La Grecia vince il campionato europeo di calcio del 2004.
, 6 Ottobre 2023
13 minuti

2004, l'anno dei miracoli


Ripercorriamo un anno storico, segnato dai trionfi degli underdog in giro per il mondo.

È ormai chiaro a tutti che nel calcio contemporaneo, con il passare degli anni, lo spazio per le vittorie a sorpresa, per i "miracoli sportivi" (che poi miracoli non sono mai) o anche semplicemente le vittorie in tornei importanti di squadre non di prima fascia, si sia ridotto enormemente.
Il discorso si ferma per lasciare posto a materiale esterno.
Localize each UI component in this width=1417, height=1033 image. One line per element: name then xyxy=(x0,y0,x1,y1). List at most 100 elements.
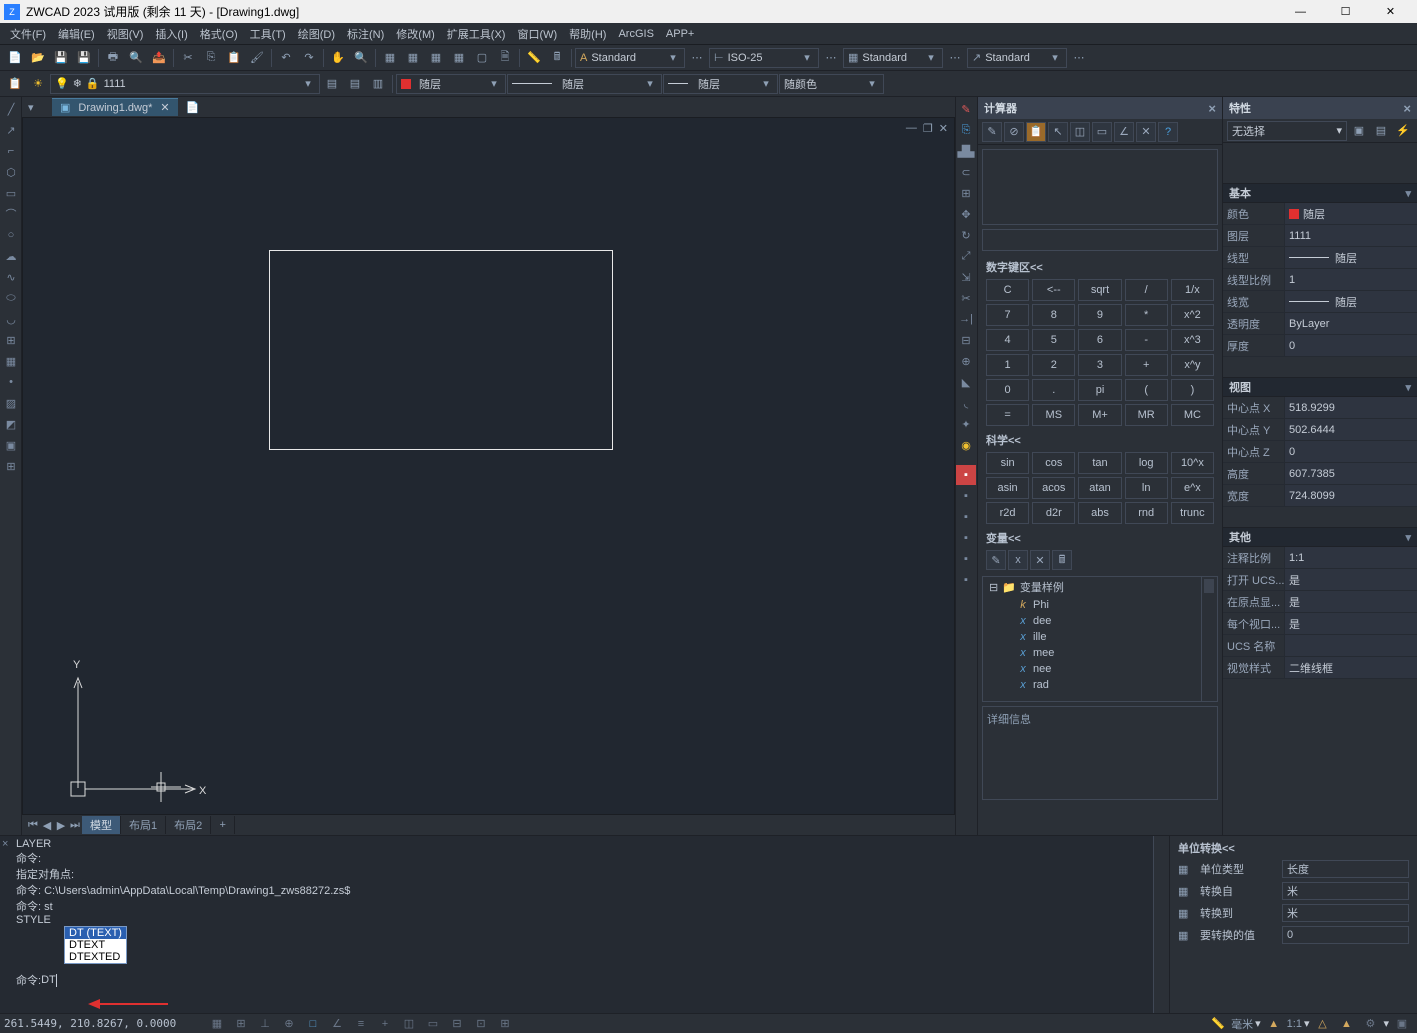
key-MR[interactable]: MR xyxy=(1125,404,1168,426)
sun-icon[interactable]: ☀ xyxy=(27,73,49,95)
redo-icon[interactable]: ↷ xyxy=(298,47,320,69)
calc-tb6[interactable]: ▭ xyxy=(1092,122,1112,142)
tab-layout2[interactable]: 布局2 xyxy=(166,816,211,834)
prop-group-view[interactable]: 视图▾ xyxy=(1223,377,1417,397)
point-icon[interactable]: • xyxy=(1,372,21,392)
calc-tb4[interactable]: ↖ xyxy=(1048,122,1068,142)
zoom-icon[interactable]: 🔍 xyxy=(350,47,372,69)
command-line[interactable]: 命令: DT xyxy=(16,972,1149,988)
ac-item-1[interactable]: DT (TEXT) xyxy=(65,927,126,939)
palette1-icon[interactable]: ▪ xyxy=(956,465,976,485)
gradient-icon[interactable]: ◩ xyxy=(1,414,21,434)
polar-icon[interactable]: ⊕ xyxy=(278,1015,300,1033)
text-style-combo[interactable]: AStandard▾ xyxy=(575,48,685,68)
var-tb4[interactable]: 🖩 xyxy=(1052,550,1072,570)
key-x^2[interactable]: x^2 xyxy=(1171,304,1214,326)
rect-icon[interactable]: ▭ xyxy=(1,183,21,203)
view-min-icon[interactable]: — xyxy=(906,122,917,135)
xref-icon[interactable]: 🗎 xyxy=(494,47,516,69)
model-icon[interactable]: ▭ xyxy=(422,1015,444,1033)
circle-icon[interactable]: ○ xyxy=(1,225,21,245)
key-)[interactable]: ) xyxy=(1171,379,1214,401)
layer-icon[interactable]: ▦ xyxy=(379,47,401,69)
menu-file[interactable]: 文件(F) xyxy=(4,24,52,44)
textstyle-icon[interactable]: ⋯ xyxy=(686,47,708,69)
menu-express[interactable]: 扩展工具(X) xyxy=(441,24,512,44)
scikey-asin[interactable]: asin xyxy=(986,477,1029,499)
var-rad[interactable]: xrad xyxy=(983,677,1217,693)
lay1-icon[interactable]: ▤ xyxy=(321,73,343,95)
key-2[interactable]: 2 xyxy=(1032,354,1075,376)
tab-layout1[interactable]: 布局1 xyxy=(121,816,166,834)
scikey-sin[interactable]: sin xyxy=(986,452,1029,474)
polyline-icon[interactable]: ⌐ xyxy=(1,141,21,161)
stretch-icon[interactable]: ⇲ xyxy=(956,267,976,287)
scikey-d2r[interactable]: d2r xyxy=(1032,502,1075,524)
key-MS[interactable]: MS xyxy=(1032,404,1075,426)
calc-section-var[interactable]: 变量<< xyxy=(978,526,1222,548)
revcloud-icon[interactable]: ☁ xyxy=(1,246,21,266)
dim-style-combo[interactable]: ⊢ISO-25▾ xyxy=(709,48,819,68)
move-icon[interactable]: ✥ xyxy=(956,204,976,224)
mleaderstyle-icon[interactable]: ⋯ xyxy=(1068,47,1090,69)
prop-lineweight[interactable]: 随层 xyxy=(1285,291,1417,312)
cycle-icon[interactable]: ◫ xyxy=(398,1015,420,1033)
palette4-icon[interactable]: ▪ xyxy=(956,528,976,548)
scikey-rnd[interactable]: rnd xyxy=(1125,502,1168,524)
key-3[interactable]: 3 xyxy=(1078,354,1121,376)
ds-icon[interactable]: ⊞ xyxy=(494,1015,516,1033)
var-mee[interactable]: xmee xyxy=(983,645,1217,661)
unit-to[interactable]: 米 xyxy=(1282,904,1409,922)
menu-dim[interactable]: 标注(N) xyxy=(341,24,390,44)
menu-window[interactable]: 窗口(W) xyxy=(511,24,563,44)
menu-insert[interactable]: 插入(I) xyxy=(149,24,193,44)
block2-icon[interactable]: ▦ xyxy=(1,351,21,371)
line-icon[interactable]: ╱ xyxy=(1,99,21,119)
key-5[interactable]: 5 xyxy=(1032,329,1075,351)
calc-help-icon[interactable]: ? xyxy=(1158,122,1178,142)
hatch-icon[interactable]: ▨ xyxy=(1,393,21,413)
view-close-icon[interactable]: ✕ xyxy=(939,122,948,135)
calc-history[interactable] xyxy=(982,149,1218,225)
layers-icon[interactable]: ▦ xyxy=(425,47,447,69)
prop-ltscale[interactable]: 1 xyxy=(1285,269,1417,290)
var-Phi[interactable]: kPhi xyxy=(983,597,1217,613)
key-/[interactable]: / xyxy=(1125,279,1168,301)
mirror-icon[interactable]: ▟▙ xyxy=(956,141,976,161)
mleader-style-combo[interactable]: ↗Standard▾ xyxy=(967,48,1067,68)
layeriso-icon[interactable]: ▦ xyxy=(402,47,424,69)
calc-section-sci[interactable]: 科学<< xyxy=(978,428,1222,450)
clean-icon[interactable]: ▣ xyxy=(1391,1015,1413,1033)
anno-icon[interactable]: ▲ xyxy=(1263,1015,1285,1033)
prop-btn1[interactable]: ▣ xyxy=(1349,121,1369,141)
maximize-button[interactable]: ☐ xyxy=(1323,1,1368,23)
prop-group-other[interactable]: 其他▾ xyxy=(1223,527,1417,547)
key-1[interactable]: 1 xyxy=(986,354,1029,376)
polygon-icon[interactable]: ⬡ xyxy=(1,162,21,182)
draworder-icon[interactable]: ◉ xyxy=(956,435,976,455)
unit-from[interactable]: 米 xyxy=(1282,882,1409,900)
key-<--[interactable]: <-- xyxy=(1032,279,1075,301)
cmd-scrollbar[interactable] xyxy=(1153,836,1169,1013)
menu-tools[interactable]: 工具(T) xyxy=(244,24,292,44)
var-dee[interactable]: xdee xyxy=(983,613,1217,629)
command-autocomplete[interactable]: DT (TEXT) DTEXT DTEXTED xyxy=(64,926,127,964)
copy-icon[interactable]: ⎘ xyxy=(200,47,222,69)
qp-icon[interactable]: ⊟ xyxy=(446,1015,468,1033)
key-0[interactable]: 0 xyxy=(986,379,1029,401)
linetype-combo[interactable]: 随层▾ xyxy=(507,74,662,94)
cut-icon[interactable]: ✂ xyxy=(177,47,199,69)
palette2-icon[interactable]: ▪ xyxy=(956,486,976,506)
calc-close-icon[interactable]: × xyxy=(1208,101,1216,116)
key-M+[interactable]: M+ xyxy=(1078,404,1121,426)
view-restore-icon[interactable]: ❐ xyxy=(923,122,933,135)
prop-cy[interactable]: 502.6444 xyxy=(1285,419,1417,440)
key-sqrt[interactable]: sqrt xyxy=(1078,279,1121,301)
ws-icon[interactable]: ⚙ xyxy=(1359,1015,1381,1033)
spline-icon[interactable]: ∿ xyxy=(1,267,21,287)
menu-app[interactable]: APP+ xyxy=(660,26,700,42)
calc-input[interactable] xyxy=(982,229,1218,251)
props-close-icon[interactable]: × xyxy=(1403,101,1411,116)
prop-visualstyle[interactable]: 二维线框 xyxy=(1285,657,1417,678)
doc-tab[interactable]: ▣ Drawing1.dwg* ✕ xyxy=(52,98,178,116)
Se qualcuno avesse dei dubbi, basta consultare brevemente gli albi d'oro della Coppa dei Campioni/Champions League per rendersene conto immediatamente. Nel ventennio 1979-1999, la Champions è stata vinta da diciassette squadre diverse provenienti da dieci paesi (Nottingham Forest, Liverpool, Aston Villa, Amburgo, Juventus, Steaua Bucarest, Porto, PSV, Milan, Stella Rossa, Barcellona, Olympique Marsiglia, Ajax, Juventus, Borussia Dortmund, Real Madrid, Manchester United), delle quali almeno la metà erano considerate underdogs all'inizio del torneo. Nei ventitré anni successivi, dal 2000 al 2023, le vincitrici sono state solo dieci (Real Madrid, Manchester United, Milan, Porto, Liverpool, Barcellona, Inter, Chelsea, Bayern Monaco e Manchester City) provenienti da solo cinque campionati e soltanto una era un vero underdog: il Porto di Mourinho nel 2004.
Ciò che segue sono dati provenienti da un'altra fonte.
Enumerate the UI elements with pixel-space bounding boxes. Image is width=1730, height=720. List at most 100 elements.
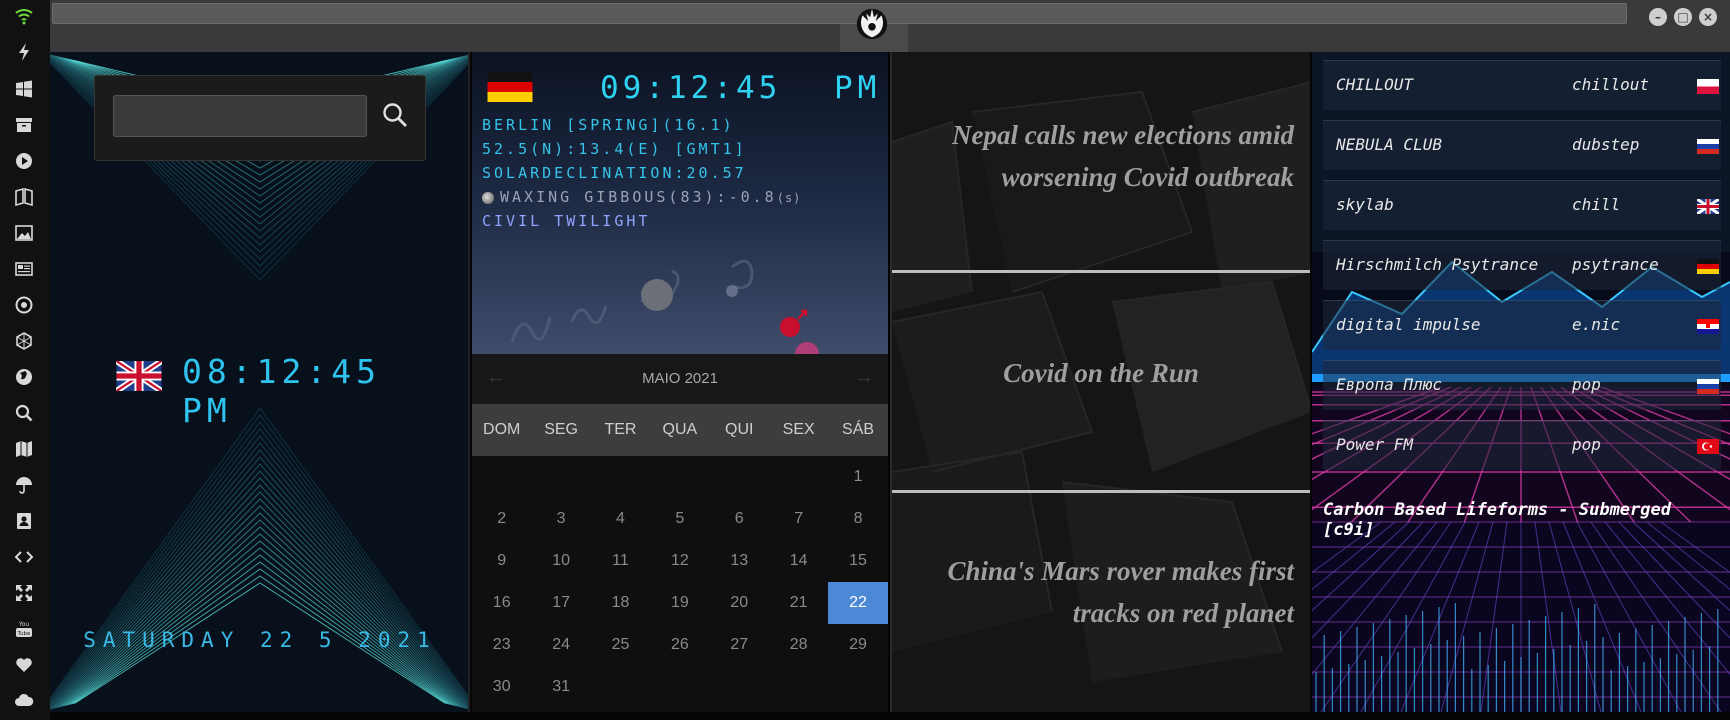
maximize-icon[interactable]: □ [1674, 8, 1692, 26]
code-icon[interactable] [13, 547, 35, 569]
calendar-day[interactable]: 11 [591, 540, 650, 582]
station-name: NEBULA CLUB [1336, 135, 1442, 154]
calendar-day[interactable]: 17 [531, 582, 590, 624]
uk-time: 08:12:45 PM [182, 352, 381, 430]
calendar-day[interactable]: 12 [650, 540, 709, 582]
news-headline-1[interactable]: Nepal calls new elections amid worsening… [908, 114, 1294, 198]
location-season: BERLIN [SPRING](16.1) [482, 116, 735, 134]
station-row[interactable]: CHILLOUT chillout [1323, 60, 1721, 110]
calendar-day[interactable]: 24 [531, 624, 590, 666]
moon-icon [482, 191, 494, 204]
calendar-day[interactable]: 31 [531, 666, 590, 708]
calendar-day[interactable]: 20 [710, 582, 769, 624]
moon-phase: WAXING GIBBOUS(83):-0.8(s) [482, 188, 801, 206]
calendar-day[interactable]: 19 [650, 582, 709, 624]
map-icon[interactable] [13, 439, 35, 461]
books-icon[interactable] [13, 187, 35, 209]
station-name: Hirschmilch Psytrance [1336, 255, 1539, 274]
svg-text:You: You [18, 621, 30, 628]
fullscreen-icon[interactable] [13, 583, 35, 605]
calendar-day[interactable]: 15 [828, 540, 887, 582]
calendar-day[interactable]: 8 [828, 498, 887, 540]
calendar-day[interactable]: 16 [472, 582, 531, 624]
lightning-icon[interactable] [13, 42, 35, 64]
top-bar: – □ × [50, 0, 1730, 52]
calendar-grid: 1 2 3 4 5 6 7 8 9 10 11 12 13 14 15 16 17 18 19 20 21 22 23 24 2… [472, 456, 888, 708]
globe-icon[interactable] [13, 367, 35, 389]
search-button[interactable] [375, 98, 415, 134]
calendar-day[interactable]: 5 [650, 498, 709, 540]
berlin-ampm: PM [834, 70, 882, 106]
station-name: Power FM [1336, 435, 1414, 454]
calendar-day[interactable]: 29 [828, 624, 887, 666]
calendar-day[interactable]: 18 [591, 582, 650, 624]
image-icon[interactable] [13, 223, 35, 245]
news-divider [892, 490, 1310, 493]
heart-icon[interactable] [13, 655, 35, 677]
minimize-icon[interactable]: – [1649, 8, 1667, 26]
uk-flag-icon [116, 361, 162, 391]
calendar-day[interactable]: 1 [828, 456, 887, 498]
calendar-day[interactable]: 25 [591, 624, 650, 666]
calendar-day[interactable]: 13 [710, 540, 769, 582]
germany-flag-icon [1697, 259, 1719, 274]
calendar-weekdays: DOM SEG TER QUA QUI SEX SÁB [472, 404, 888, 456]
youtube-icon[interactable]: You Tube [13, 619, 35, 641]
play-icon[interactable] [13, 151, 35, 173]
station-row[interactable]: Power FM pop [1323, 420, 1721, 470]
settings-icon[interactable] [13, 295, 35, 317]
news-headline-3[interactable]: China's Mars rover makes first tracks on… [908, 550, 1294, 634]
calendar-empty-cell [531, 456, 590, 498]
calendar-day[interactable]: 9 [472, 540, 531, 582]
windows-icon[interactable] [13, 79, 35, 101]
svg-text:Tube: Tube [17, 631, 32, 637]
calendar-weekday: SEG [544, 421, 578, 438]
news-divider [892, 270, 1310, 273]
station-row[interactable]: Европа Плюс pop [1323, 360, 1721, 410]
station-row[interactable]: NEBULA CLUB dubstep [1323, 120, 1721, 170]
station-name: skylab [1336, 195, 1394, 214]
wifi-icon[interactable] [13, 6, 35, 28]
calendar-weekday: DOM [483, 421, 521, 438]
calendar-day[interactable]: 26 [650, 624, 709, 666]
search-icon[interactable] [13, 403, 35, 425]
contacts-icon[interactable] [13, 511, 35, 533]
calendar-day[interactable]: 23 [472, 624, 531, 666]
calendar-next-button[interactable]: → [854, 366, 874, 389]
address-bar[interactable] [52, 3, 1627, 24]
coordinates: 52.5(N):13.4(E) [GMT1] [482, 140, 747, 158]
archive-icon[interactable] [13, 115, 35, 137]
calendar-day[interactable]: 21 [769, 582, 828, 624]
station-name: CHILLOUT [1336, 75, 1414, 94]
news-headline-2[interactable]: Covid on the Run [908, 352, 1294, 394]
station-row[interactable]: digital impulse e.nic [1323, 300, 1721, 350]
moon-phase-text: WAXING GIBBOUS(83):-0.8 [500, 188, 777, 206]
umbrella-icon[interactable] [13, 475, 35, 497]
poland-flag-icon [1697, 79, 1719, 94]
news-icon[interactable] [13, 259, 35, 281]
calendar-day[interactable]: 28 [769, 624, 828, 666]
calendar-day[interactable]: 14 [769, 540, 828, 582]
station-genre: e.nic [1572, 315, 1621, 334]
icon-sidebar: You Tube [0, 0, 50, 720]
calendar-day[interactable]: 27 [710, 624, 769, 666]
station-row[interactable]: skylab chill [1323, 180, 1721, 230]
station-genre: chillout [1572, 75, 1650, 94]
station-row[interactable]: Hirschmilch Psytrance psytrance [1323, 240, 1721, 290]
calendar-day[interactable]: 30 [472, 666, 531, 708]
calendar-day[interactable]: 3 [531, 498, 590, 540]
calendar-panel: ← MAIO 2021 → DOM SEG TER QUA QUI SEX SÁB 1234… [472, 354, 888, 712]
twilight-status: CIVIL TWILIGHT [482, 212, 651, 230]
calendar-day[interactable]: 6 [710, 498, 769, 540]
calendar-day[interactable]: 10 [531, 540, 590, 582]
search-input[interactable] [113, 95, 367, 137]
calendar-day[interactable]: 4 [591, 498, 650, 540]
calendar-day[interactable]: 22 [828, 582, 888, 624]
hexagon-icon[interactable] [13, 331, 35, 353]
calendar-day[interactable]: 7 [769, 498, 828, 540]
close-icon[interactable]: × [1699, 8, 1717, 26]
cloud-icon[interactable] [13, 690, 35, 712]
search-box [94, 75, 426, 161]
solar-declination: SOLARDECLINATION:20.57 [482, 164, 747, 182]
calendar-day[interactable]: 2 [472, 498, 531, 540]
Il protagonista di questo articolo non è una squadra, ma un'annata, quel 2003-2004, ultimo anno in cui un underdog si è aggiudicato la coppa dalle grandi orecchie, ma non solo. Il 2003-2004 è stata la stagione sportiva perfetta per chiunque subisca il fascino - un po' retorico forse, ma mai fuori luogo - della vittoria inattesa, del Davide che batte Golia. Soprattutto, però, è stato l'ultimo anno in cui i tifosi di squadre provinciali medio-grandi, ormai rassegnati ad un posto in Europa League come massima aspirazione onirica, hanno realmente e concretamente sperato che anche loro un giorno avrebbero potuto esultare per una vittoria prestigiosa, per una coppa importante, per un campionato. La stagione 2003-2004 è stata, senza possibilità di dibattito, l'annata più pazza e al contempo più straordinaria e romantica della storia del calcio contemporaneo: praticamente in ogni competizione di rilievo c'è stata qualche sorpresa. Nella newsletter odierna vi racconteremo, una alla volta, tutte le vittorie più stupefacenti di quella stagione magica e irripetibile, navigando tra Champions League, campionati nazionali, tornei per nazionali, calcio extraeuropeo e persino al di fuori del mondo del football.

La prima volta di Mourinho

Per la prima volta dopo quattro anni, la Champions League adotta il formato a cui siamo ormai abituati - ma che verrà abbandonato nel 2024-'25 - sostituendo dei classici ottavi di finale a eliminazione diretta al posto della, a dir poco ridondante, seconda fase a gironi. Il Porto, guidato da José Mourinho appena quarantenne e illuminato dal talento di un Deco all'apice della propria maturazione calcistica, è una squadra temuta ma certamente non considerata tra le favorite. La brillante vittoria in Coppa UEFA della stagione precedente aveva fatto intravedere i primi succosi frutti della periodizzazione tattica mourinhana e chiunque si rendeva conto che i portoghesi sarebbero stati difficili da battere. Tuttavia, pochissimi avrebbero scommesso su un tale dominio in una competizione che annoverava, tra le 32 delle fasi finali, squadre come il Milan campione in carica e la Juventus vicecampione; lo United di Van Nistelrooy, Giggs e CR7; l'Arsenal degli Invincibili; il Real Madrid dei galacticos e il nuovo Chelsea di Abramovich, ultimo parvenu del calcio europeo.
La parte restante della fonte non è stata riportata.